Rothen writes: 'At school he was a right wally - he would sit at the back of the class as far away from the blackboard as possible. One day the maths teacher gave us a test - she knew that William understood nothing about maths, so she allowed him to use the textbook. But even with the book under his nose he still only got four out of 20!
'One evening, Eric Sitruk burst into my room and shouted, 'Someone has stolen my bank card and taken out 1,500 francs (£150)'.

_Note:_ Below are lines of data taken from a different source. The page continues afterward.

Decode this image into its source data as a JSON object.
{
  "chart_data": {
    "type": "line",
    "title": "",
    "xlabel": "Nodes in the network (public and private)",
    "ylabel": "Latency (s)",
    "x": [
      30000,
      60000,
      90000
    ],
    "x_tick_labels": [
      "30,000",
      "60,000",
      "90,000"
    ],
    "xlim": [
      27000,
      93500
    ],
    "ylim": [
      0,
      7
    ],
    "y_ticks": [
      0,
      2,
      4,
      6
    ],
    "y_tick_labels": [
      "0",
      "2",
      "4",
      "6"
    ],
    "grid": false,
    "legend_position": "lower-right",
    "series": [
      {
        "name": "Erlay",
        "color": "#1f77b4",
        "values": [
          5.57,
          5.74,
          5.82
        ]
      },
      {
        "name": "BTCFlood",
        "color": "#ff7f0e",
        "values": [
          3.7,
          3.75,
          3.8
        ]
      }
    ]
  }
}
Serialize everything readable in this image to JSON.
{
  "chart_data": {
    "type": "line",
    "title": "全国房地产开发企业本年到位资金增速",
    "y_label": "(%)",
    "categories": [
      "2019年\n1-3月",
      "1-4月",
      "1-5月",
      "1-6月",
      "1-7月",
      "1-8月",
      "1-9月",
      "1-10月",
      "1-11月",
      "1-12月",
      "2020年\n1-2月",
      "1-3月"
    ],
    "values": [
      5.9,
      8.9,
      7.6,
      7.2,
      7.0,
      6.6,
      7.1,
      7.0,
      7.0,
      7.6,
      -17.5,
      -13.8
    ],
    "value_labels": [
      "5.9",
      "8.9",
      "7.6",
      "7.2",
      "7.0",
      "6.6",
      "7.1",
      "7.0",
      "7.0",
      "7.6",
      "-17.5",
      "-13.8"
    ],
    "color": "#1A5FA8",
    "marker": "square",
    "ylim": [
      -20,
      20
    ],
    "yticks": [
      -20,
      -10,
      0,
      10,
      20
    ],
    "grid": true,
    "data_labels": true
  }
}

'Furious, he accused five of us. It made sense because we were all very close, we had the keys to each other's rooms and knew the codes to our bank cards so we could lend each other money. Next evening, Eric said he had gone to the bank and a surveillance camera had filmed the person using the card.
'He said, 'I know who is guilty'. It was a bluff. But an hour later, William knocked on his door and admitted his mistake.'
Excellent.
That'll Do It
"I try to reduce the amount I drive on the roads by using public transport. I use GPS to plan my route so I don't go further than I need to. I do a lot of cycling around my town. I try to do a good job for the environment" - Lewis Hamilton in The Daily Mail.
Tonnes of CO2 emitted by each Formula One driver per season, as estimated by The Guardian last year: 54.383.
Greenpeace, you may as well pack up your bags - Lewis is on the case.
Quote Of The Day
"We have tough battles up here in terms of signing young players and are restricted in terms of our location. You can only bring in kids from a certain radius and a lot of our radius is in the water. Any good fish out there?" - Not for the first time, Keano bemoans the curse of geography.
Misleading Headline Of The Day
'Barton Critices Beckham's Style' - IMDB. As it turns out, it was Mischa and Victoria, not Joey and David. Although that's an episode of 'What Not To Wear' we'd like to see.
Headline Of The Day
'Nevilles May Care' - The Sun.
Worst Headline Of The Day
'He's Theo Walhot' - The Daily Mirror.
'Taking Things Too Far' Non-Football Story Of The Day
'A Commonwealth public servant's habit of forging doctors' certificates to take days off work was only discovered by his bosses after he went too far and faked having lung cancer. The ACT Magistrates Court heard yesterday that the Department of Education and Workplace Relations became suspicious of its employee Ben Lyons in September 2006 when a concerned colleague tried to visit the 26-year-old's bedside, only to find that no hospital in Canberra had heard of the man. The court ordered Lyons to refund more than $3000 in sickness benefits he was paid by the department and he was convicted of three counts of falsely obtaining financial advantage by supplying forged doctors' certificates' - The Age.com.
'A Likely Tale' Non-Football Story Of The Day
'A Manitoba man is suing the mother of his child, claiming he shouldn't have to pay child support because he was asleep when she had sex with him. In a statement of claim filed in Manitoba Court of Queen's Bench last week, the man from Tyndall, Man. claims he was visiting the woman from Selkirk in late 2006 when he fell asleep. The man alleges he woke up and found the woman was having sexual intercourse with him. The man says when he "demanded that she cease and desist" she complied. But about nine months later the woman gave birth to a child that he agrees is his' - The Western Star.